Because of his autism and sensory issues, Jackson can struggle with change and so Debbie maintains a rigid bedtime routine for her son. But it will be one that’s familiar to many families:
“He will watch In the Night Garden and have a story, or watch CBeebies stories, then he has a cuddle and falls asleep,” Mum described.
Once the family settle down, they have to closely monitor Jackson’s machines, which can be triggered at any time to indicate the youngster’s heart rate is getting too high or too low.
They must also be mindful of Jackson moving too much, which isn’t easy for a boy who thinks he’s Spiderman.
Debbie explained: “As crazy as it sounds, it’s harder to keep Jackson safe through the night than during the day. He has no awareness of safety and minimal communication, so if when he is awake, he tries to climb out of bed.
At home, Jackson has a specialist bed from the NHS and it is hugely reassuring to know that, when Jackson attends short breaks at St Oswald’s Hospice, he has the same style bed.
Jackson has been coming to St Oswald’s Hospice for just over a year and, at the start, Debbie admits she was very nervous.
She said: “I really struggled as he had never been away from me. His condition means he can get very poorly, very quickly without any warning so I was worried about how the staff would know if something was wrong.”
The team helped alleviate Debbie’s concerns by talking everything through with the family and taking time to get to know Jackson. They even did a separate tour with protective big sister, Erin, who could see the hospice’s facilities for herself and ask any questions she wanted.

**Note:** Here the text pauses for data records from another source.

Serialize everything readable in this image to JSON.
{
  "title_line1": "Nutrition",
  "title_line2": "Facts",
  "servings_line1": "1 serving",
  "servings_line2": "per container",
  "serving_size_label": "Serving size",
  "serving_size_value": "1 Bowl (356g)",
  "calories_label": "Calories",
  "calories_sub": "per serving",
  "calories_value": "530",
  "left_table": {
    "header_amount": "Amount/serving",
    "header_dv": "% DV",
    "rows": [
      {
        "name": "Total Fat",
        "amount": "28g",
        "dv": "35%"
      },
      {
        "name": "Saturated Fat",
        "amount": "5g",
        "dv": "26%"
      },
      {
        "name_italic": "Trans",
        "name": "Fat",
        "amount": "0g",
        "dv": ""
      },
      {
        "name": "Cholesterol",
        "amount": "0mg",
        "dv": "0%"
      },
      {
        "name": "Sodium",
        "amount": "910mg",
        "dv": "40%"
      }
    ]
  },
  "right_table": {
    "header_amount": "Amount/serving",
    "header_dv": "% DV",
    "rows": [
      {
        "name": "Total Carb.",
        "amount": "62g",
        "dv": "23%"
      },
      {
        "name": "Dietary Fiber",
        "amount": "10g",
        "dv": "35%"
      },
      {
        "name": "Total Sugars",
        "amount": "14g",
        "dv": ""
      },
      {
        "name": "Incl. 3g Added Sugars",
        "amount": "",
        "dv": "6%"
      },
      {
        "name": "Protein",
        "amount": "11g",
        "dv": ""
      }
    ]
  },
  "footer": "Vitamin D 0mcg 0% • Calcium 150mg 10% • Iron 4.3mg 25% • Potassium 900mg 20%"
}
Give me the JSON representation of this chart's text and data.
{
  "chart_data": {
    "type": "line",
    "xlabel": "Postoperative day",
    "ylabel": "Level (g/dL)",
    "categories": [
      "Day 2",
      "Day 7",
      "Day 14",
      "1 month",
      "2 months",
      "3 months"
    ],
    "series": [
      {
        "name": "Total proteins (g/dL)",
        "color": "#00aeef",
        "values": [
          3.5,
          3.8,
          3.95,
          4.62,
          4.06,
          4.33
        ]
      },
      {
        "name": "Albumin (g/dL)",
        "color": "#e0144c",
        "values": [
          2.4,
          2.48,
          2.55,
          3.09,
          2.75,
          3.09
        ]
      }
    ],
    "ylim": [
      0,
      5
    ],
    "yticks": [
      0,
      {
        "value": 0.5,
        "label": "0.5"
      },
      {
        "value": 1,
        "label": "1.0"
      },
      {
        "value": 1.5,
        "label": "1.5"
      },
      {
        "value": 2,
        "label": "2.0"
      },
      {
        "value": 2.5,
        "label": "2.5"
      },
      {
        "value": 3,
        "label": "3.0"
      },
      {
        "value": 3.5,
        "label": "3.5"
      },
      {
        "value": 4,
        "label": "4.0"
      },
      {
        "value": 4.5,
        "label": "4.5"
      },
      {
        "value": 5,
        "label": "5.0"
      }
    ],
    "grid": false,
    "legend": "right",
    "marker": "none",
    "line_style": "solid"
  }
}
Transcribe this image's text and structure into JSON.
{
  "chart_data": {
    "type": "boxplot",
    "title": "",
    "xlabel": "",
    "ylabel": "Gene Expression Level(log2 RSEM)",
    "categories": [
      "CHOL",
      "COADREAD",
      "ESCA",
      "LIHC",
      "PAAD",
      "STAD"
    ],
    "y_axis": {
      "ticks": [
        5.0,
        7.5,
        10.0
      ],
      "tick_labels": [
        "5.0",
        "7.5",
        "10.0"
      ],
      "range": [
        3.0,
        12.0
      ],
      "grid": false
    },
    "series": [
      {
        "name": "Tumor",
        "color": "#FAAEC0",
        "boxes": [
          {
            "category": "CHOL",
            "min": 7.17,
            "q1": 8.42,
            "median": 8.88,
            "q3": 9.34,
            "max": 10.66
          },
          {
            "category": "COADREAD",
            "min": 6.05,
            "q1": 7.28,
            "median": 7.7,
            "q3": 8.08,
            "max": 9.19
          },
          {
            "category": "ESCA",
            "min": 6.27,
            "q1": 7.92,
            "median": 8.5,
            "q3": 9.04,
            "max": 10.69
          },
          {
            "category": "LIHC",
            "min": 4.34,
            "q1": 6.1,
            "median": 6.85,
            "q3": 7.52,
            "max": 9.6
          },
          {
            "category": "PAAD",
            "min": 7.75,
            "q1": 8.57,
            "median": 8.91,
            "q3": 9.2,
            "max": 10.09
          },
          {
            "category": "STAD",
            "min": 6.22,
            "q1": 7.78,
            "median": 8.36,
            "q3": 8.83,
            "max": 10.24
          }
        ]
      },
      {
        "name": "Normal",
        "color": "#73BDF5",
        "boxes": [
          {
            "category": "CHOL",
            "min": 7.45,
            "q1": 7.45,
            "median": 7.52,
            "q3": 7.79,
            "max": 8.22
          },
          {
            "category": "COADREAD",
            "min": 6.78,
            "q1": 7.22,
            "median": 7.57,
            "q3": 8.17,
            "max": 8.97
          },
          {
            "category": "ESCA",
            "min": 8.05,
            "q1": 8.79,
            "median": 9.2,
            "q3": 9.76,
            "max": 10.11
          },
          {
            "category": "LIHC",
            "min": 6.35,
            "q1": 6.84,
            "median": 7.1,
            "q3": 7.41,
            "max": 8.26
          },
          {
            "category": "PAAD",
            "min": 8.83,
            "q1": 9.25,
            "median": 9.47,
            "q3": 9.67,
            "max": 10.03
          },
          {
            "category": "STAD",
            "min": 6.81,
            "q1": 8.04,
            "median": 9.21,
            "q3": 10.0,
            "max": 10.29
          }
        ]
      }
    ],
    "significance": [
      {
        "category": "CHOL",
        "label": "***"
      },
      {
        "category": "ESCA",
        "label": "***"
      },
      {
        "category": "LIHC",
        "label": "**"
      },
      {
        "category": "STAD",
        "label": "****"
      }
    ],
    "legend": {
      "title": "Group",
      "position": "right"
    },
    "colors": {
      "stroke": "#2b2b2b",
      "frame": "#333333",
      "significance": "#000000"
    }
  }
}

Debbie, Erin and dad, Jim, also stayed in the family accommodation, which helped build further confidence that their beloved Jackson was being cared for to the highest standard.
Debbie reflected: “At the hospice, the focus is 100% on the children, even down to the bedding that they use. They personalise the rooms so that on each visit Jackson feels welcome and it really has become his second home.
“I have been in various hospitals, educational settings and social care settings, and St Oswald’s Hospice is the only place that, every time I have gone to, all the children I have seen or heard in the communal areas are happy and smiling and having fun with the staff.
“Being a parent carer is the hardest but most rewarding job in the world. The hospice has welcomed us with open arms and for that, we are very grateful.”
Knowing that Jackson’s bedtime routine is followed at the hospice, his room is homely, and he sleeps in the same style of bed, bring assurances to the Finnie family and Debbie reports that Jackson has grown in confidence over the past year.
While Jackson gets to enjoy the sensory room and the accessible play area during short breaks at the hospice, it gives time for the family to spend some quality time together and to catch up on their sleep – although Debbie admits she still sometimes turns Jackson’s monitors on at night.
“It’s just too quiet when they’re not on,” she said.
In addition, Jackson’s short breaks have enabled 14-year-old Erin to invite her friends over for sleepovers for the first time.
Debbie may not know what a silent night is – or even want one – but knowing that her son is safe and the whole family is happy is comfort enough for her.